Horary 0024: Where and How Can I Find My Wedding Ring?

Overview

The querent, an experienced and well-known astrologer, had lost their wedding ring, described as “yellow gold… with a braid of yellow and white gold down the middle of it.” In accordance with their level of experience, the description of the possibilities was exhaustive and quite detailed. This was also, I should note, my third paid chart ever. I was nervous.

I provided accordingly exhaustive delineations, trying to respond to every possibility the querent described. Some of my specific delineations were distractingly incorrect, but none of them were framed as exclusive of the correct ones. However, the core delineation of the ring’s location and condition was so startlingly accurate that the querent and I agreed this judgment should be ruled correct once the ring was finally found.

The initial inquiry said there was a “great deal of strong circumstantial evidence” the ring was in the house — which has three floors, the floor plan of which he described — or in the driveway or path outside the house. He thought it “likely” that it slipped off, rather than being deliberately removed, and he was “worried” he might have lost it in the bathroom.

Judgment

The gold ring was loudly signified by the Sun as ruler of the 2nd house (the querent’s possession) newly exalted in Aries in the 9th house. Off the bat, I became preoccupied with the querent’s talk about the bathroom because the cusp of the 8th house (the bathroom) was in Pisces, a wet place. The Aries 9th house thus resembled a dry place outside the wet place, and the Sun had just left the wet place for the dry one. Specifically, what I wrote was that the Sun’s ingress into his exaltation suggested “a warm and dry place where the ring is quite comfortable.”

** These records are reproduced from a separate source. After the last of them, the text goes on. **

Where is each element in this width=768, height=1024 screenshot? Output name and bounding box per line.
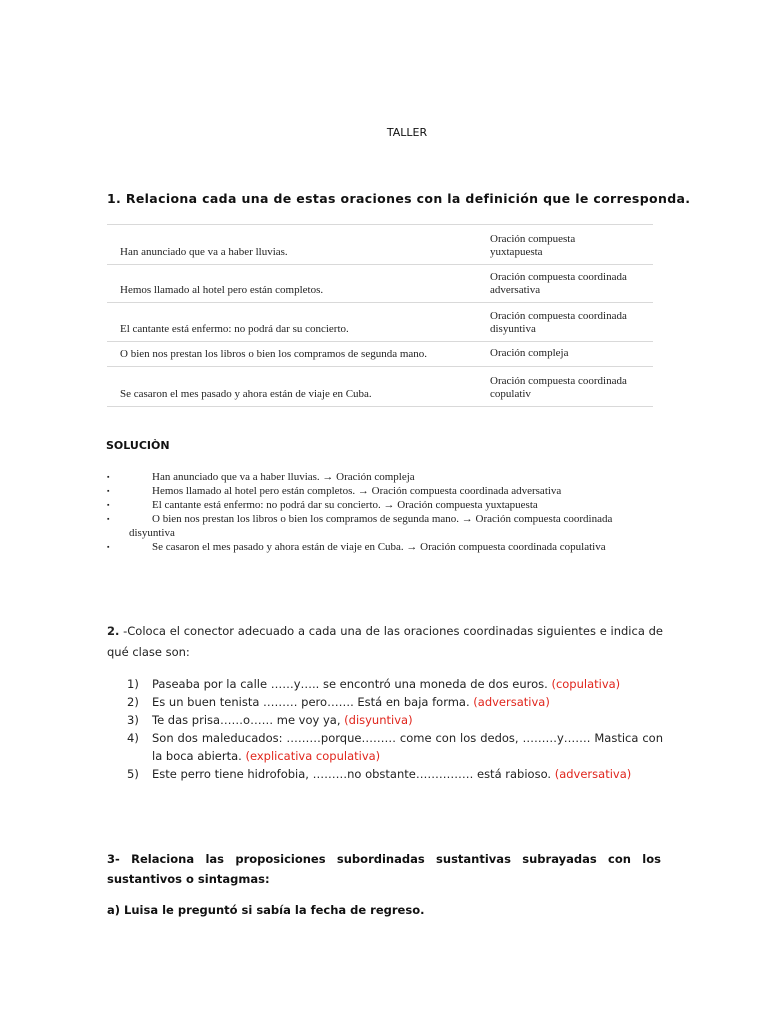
exercise-answer: (disyuntiva) (344, 713, 413, 727)
square-bullet-icon: ▪ (107, 515, 110, 523)
definition-line: Oración compuesta coordinada (490, 271, 627, 283)
list-item (107, 484, 667, 498)
item-number: 1) (127, 677, 139, 691)
square-bullet-icon: ▪ (107, 543, 110, 551)
table-cell-sentence: El cantante está enfermo: no podrá dar su concierto. (107, 303, 483, 342)
table-cell-sentence: Hemos llamado al hotel pero están completos. (107, 265, 483, 303)
table-row (107, 265, 653, 303)
list-item (127, 711, 663, 729)
solution-text: Han anunciado que va a haber lluvias. → Oración compleja (152, 471, 415, 483)
definition-line: yuxtapuesta (490, 246, 543, 258)
table-row (107, 303, 653, 342)
table-cell-sentence: Han anunciado que va a haber lluvias. (107, 225, 483, 265)
list-item (127, 765, 663, 783)
exercise-text (152, 711, 663, 729)
exercise-answer: (copulativa) (551, 677, 621, 691)
definition-line: Oración compleja (490, 347, 569, 359)
section2-heading (107, 621, 663, 663)
table-cell-definition (483, 303, 653, 342)
list-item (107, 540, 667, 554)
definition-line: adversativa (490, 284, 541, 296)
section2-number: 2. (107, 624, 120, 638)
table-cell-definition (483, 225, 653, 265)
exercise-text (152, 729, 663, 765)
relation-table (107, 224, 653, 407)
list-item (127, 693, 663, 711)
page-title: TALLER (386, 126, 428, 139)
table-cell-sentence: O bien nos prestan los libros o bien los compramos de segunda mano. (107, 342, 483, 367)
list-item (107, 498, 667, 512)
definition-line: disyuntiva (490, 323, 536, 335)
square-bullet-icon: ▪ (107, 501, 110, 509)
exercise-sentence: Paseaba por la calle ……y….. se encontró una moneda de dos euros. (152, 677, 552, 691)
list-item (127, 729, 663, 765)
solution-text-continuation: disyuntiva (129, 527, 175, 539)
definition-line: Oración compuesta coordinada (490, 310, 627, 322)
square-bullet-icon: ▪ (107, 473, 110, 481)
exercise-answer: (adversativa) (554, 767, 632, 781)
table-row (107, 342, 653, 367)
solution-text: Se casaron el mes pasado y ahora están de viaje en Cuba. → Oración compuesta coordinada copulativa (152, 541, 606, 553)
solution-text: O bien nos prestan los libros o bien los compramos de segunda mano. → Oración compuesta coordinada (152, 513, 613, 525)
exercise-text (152, 693, 663, 711)
item-number: 4) (127, 731, 139, 745)
solution-list (107, 470, 667, 554)
item-number: 2) (127, 695, 139, 709)
definition-line: Oración compuesta coordinada (490, 375, 627, 387)
definition-line: copulativ (490, 388, 531, 400)
exercise-answer: (explicativa copulativa) (245, 749, 381, 763)
table-cell-definition (483, 342, 653, 367)
exercise-text (152, 675, 663, 693)
list-item (107, 470, 667, 484)
exercise-answer: (adversativa) (473, 695, 550, 709)
table-row (107, 367, 653, 407)
definition-line: Oración compuesta (490, 233, 576, 245)
section2-heading-text: -Coloca el conector adecuado a cada una de las oraciones coordinadas siguientes e indica de qué clase son: (107, 624, 663, 659)
table-row (107, 225, 653, 265)
solution-title: SOLUCIÒN (106, 439, 170, 452)
exercise-list (127, 675, 663, 783)
item-number: 3) (127, 713, 139, 727)
item-number: 5) (127, 767, 139, 781)
exercise-sentence: Es un buen tenista ……… pero……. Está en baja forma. (152, 695, 474, 709)
square-bullet-icon: ▪ (107, 487, 110, 495)
exercise-sentence: Este perro tiene hidrofobia, ………no obstante…………… está rabioso. (152, 767, 555, 781)
list-item (127, 675, 663, 693)
table-cell-definition (483, 265, 653, 303)
section1-heading: 1. Relaciona cada una de estas oraciones con la definición que le corresponda. (107, 191, 691, 206)
exercise-sentence: Son dos maleducados: ………porque……… come con los dedos, ………y……. Mastica con la boca abierta. (152, 731, 663, 763)
list-item (107, 512, 667, 540)
table-cell-sentence: Se casaron el mes pasado y ahora están de viaje en Cuba. (107, 367, 483, 407)
exercise-sentence: Te das prisa……o…… me voy ya, (152, 713, 345, 727)
solution-text: El cantante está enfermo: no podrá dar su concierto. → Oración compuesta yuxtapuesta (152, 499, 538, 511)
solution-text: Hemos llamado al hotel pero están completos. → Oración compuesta coordinada adversativa (152, 485, 562, 497)
table-cell-definition (483, 367, 653, 407)
section3-item-a: a) Luisa le preguntó si sabía la fecha de regreso. (107, 903, 425, 917)
exercise-text (152, 765, 663, 783)
section3-heading: 3- Relaciona las proposiciones subordinadas sustantivas subrayadas con los sustantivos o sintagmas: (107, 852, 661, 886)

I then noted the Moon, the querent’s significator, also in Aries, applying immediately to Jupiter, ruler of the 8th, saying that this suggested “going back [to the bathroom] to look.” If I could do it over again, I would have also described this imminent conjunction with the greater benefic as simply a positive sign, but surely this querent recognized that on their own.

I pointed out that the Moon would have to travel quite a ways before making an aspect with the Sun, but the Sun would make no other aspects in that time, which I described as a “good (if slow) sign” of recovery.

I then went into more possibilities about which other rooms in the querent’s complete floor plan could be described by the 9th house. I pointed to the library, which the querent had said was in the basement, saying that it was a “distant second” for me because the 9th house didn’t match the spatial description very well; the bathroom is upstairs — and the 9th house is a fairly high place in the sky — whereas the library is downstairs. “But,” I continued, “lots of my 9th-house lost objects have been in absurdly traditionally signified places like ‘the meditation room,’ so I want to make sure to mention it.”

I concluded by advising the client to look in “warm places near the bathroom, including transitional or auxiliary spaces upstairs.” I reiterated that the querent should not “be surprised if it takes a while.” My parting words were, “The reassuring thing is, the ring is very comfortable where it is.” (Bolded in the original.)

Outcome

Four months later, the querent wrote to tell me the ring was found during their birthday party sometime around midnight. A group had broken off from the main party and gone down to the basement. One participant, who was sitting on a fuzzy rug, slipped their hand under a pile of blankets on the rug underneath a futon they were leaning against, they brushed something with their hand, and there it was.

The futon frame was the querent’s former meditation seat. They had removed the ring to move the futon frame, and it must have fallen out then. The blankets were only dropped there the day before the party, making the ring even cozier than it was before.

The querent reported that a lot of stuff had been moved around recently in that room because — after this horary was completed — the bathroom upstairs leaked and “dumped a lot of water into this basement room.”

Analysis

The lesson I take from this judgment is that a lost object chart probably leans one way or the other in terms of whether the house significations are spatial or topical, and it’s important to figure out which one it is. Because of the querent’s detailed floor plan, I got caught up in delineating these houses spatially, when really it was the throwaway line about the 9th house relating to meditation that could have sealed the deal, since the querent used to meditate on the futon they were moving when they lost the ring.

That wouldn’t do it alone, especially since the querent has other 9th-house contemplative spaces now, but there are two more factors that seem to me to add up to a very specific and correct description. Fortunately, I nailed one of them: The ring was clearly “warm” and “cozy” and “comfortable;” it was literally snuggled up between fuzzy rugs and blankets. The other one was sort of there, too; I was preoccupied with the upstairs location of the bathroom itself for some reason, which I could not have known at the time was because the bathroom would leak into the basement room the ring was in after I judged the chart!!!

There’s one more radical factor I might have been able to delineate initially but didn’t, which is the significance of Jupiter. Jupiter doesn’t just rule the 8th house (bathroom), he also rules the 5th house… parties! The Moon/Jupiter conjunction is a succinct way of saying, “You’ll find it at a party in a room downstream of the bathroom.” Add that together with the “cozy” thing and the “meditation” thing, and that seems like a rather good lost-object horary to me.